- Directed by: Edward Sedgwick
- Screenplay by: Frank R. Adams Inés López
- Story by: Octavus Roy Cohen Walter C. Kelly
- Produced by: Henry Herzbrun Charles R. Rogers
- Starring: Walter C. Kelly Marsha Hunt Stepin Fetchit Johnny Downs Robert Cummings Virginia Hammond
- Cinematography: Milton R. Krasner
- Edited by: Richard C. Currier
- Music by: John Leipold
- Production company: Paramount Pictures
- Distributed by: Paramount Pictures
- Release date: September 17, 1935;
- Running time: 62 minutes
- Country: United States
- Language: English

= The Virginia Judge (film) =

1935 film by Edward Sedgwick

The Virginia Judge is a 1935 American drama film directed by Edward Sedgwick, written by Frank R. Adams and Inés López, and starring Walter C. Kelly, Marsha Hunt, Stepin Fetchit, Johnny Downs, Robert Cummings and Virginia Hammond.
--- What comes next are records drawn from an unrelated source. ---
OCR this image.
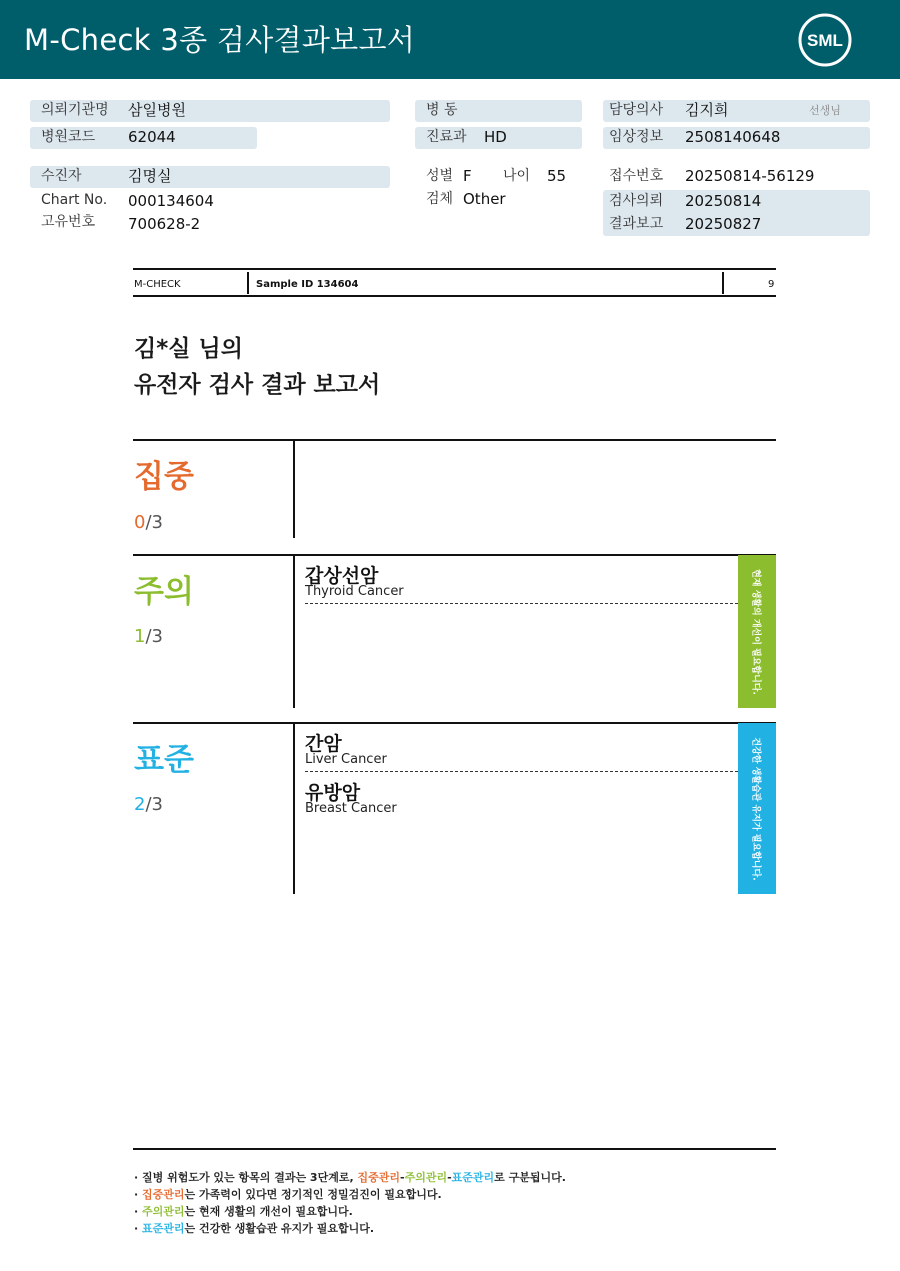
M-Check 3종 검사결과보고서	SML
의뢰기관명 삼일병원
병원코드 62044
수진자	김명실
Chart No. 000134604
고유번호 700628-2
병 동
진료과 HD
성별 F 나이 55
검체 Other
담당의사 김지희	선생님
임상정보 2508140648
접수번호 20250814-56129
검사의뢰 20250814
결과보고 20250827
M-CHECK	Sample ID 134604	9
김*실 님의
유전자 검사 결과 보고서
집중
0/3
주의
1/3
갑상선암
Thyroid Cancer	현재 생활의 개선이 필요합니다.
표준
2/3
간암
Liver Cancer
유방암
Breast Cancer	건강한 생활습관 유지가 필요합니다.
· 질병 위험도가 있는 항목의 결과는 3단계로, 집중관리-주의관리-표준관리로 구분됩니다.
· 집중관리는 가족력이 있다면 정기적인 정밀검진이 필요합니다.
· 주의관리는 현재 생활의 개선이 필요합니다.
· 표준관리는 건강한 생활습관 유지가 필요합니다.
It was released on September 17, 1935, by Paramount Pictures.

== Cast ==
- Walter C. Kelly as Judge
- Marsha Hunt as Mary Lee Calvert
- Stepin Fetchit as Spasm Johnson
- Johnny Downs as Bob Stuart
- Robert Cummings as Jim Preston
- Virginia Hammond as Martha Davis

==Reception==
Variety gave a positive review and wrote of Kelly, "As a screen character Kelly is as welcome as he was in vaude [sic]. He is at home in front of the camera, and records well." They continued, "In the writing, casting and direction a distinctly southern flavor has been captured and the settings of a little town also lend authentielty to the atmosphere."

Modern Screen gave the film a four-star review and described it as a “pleasant homey type of picture”. It said “the youngsters (Robert Cummings, Johnny Downs and Marsha Hunt) are pleasant and the comedy, as handled by Stepin Fetchit, is both spontaneous and funny”.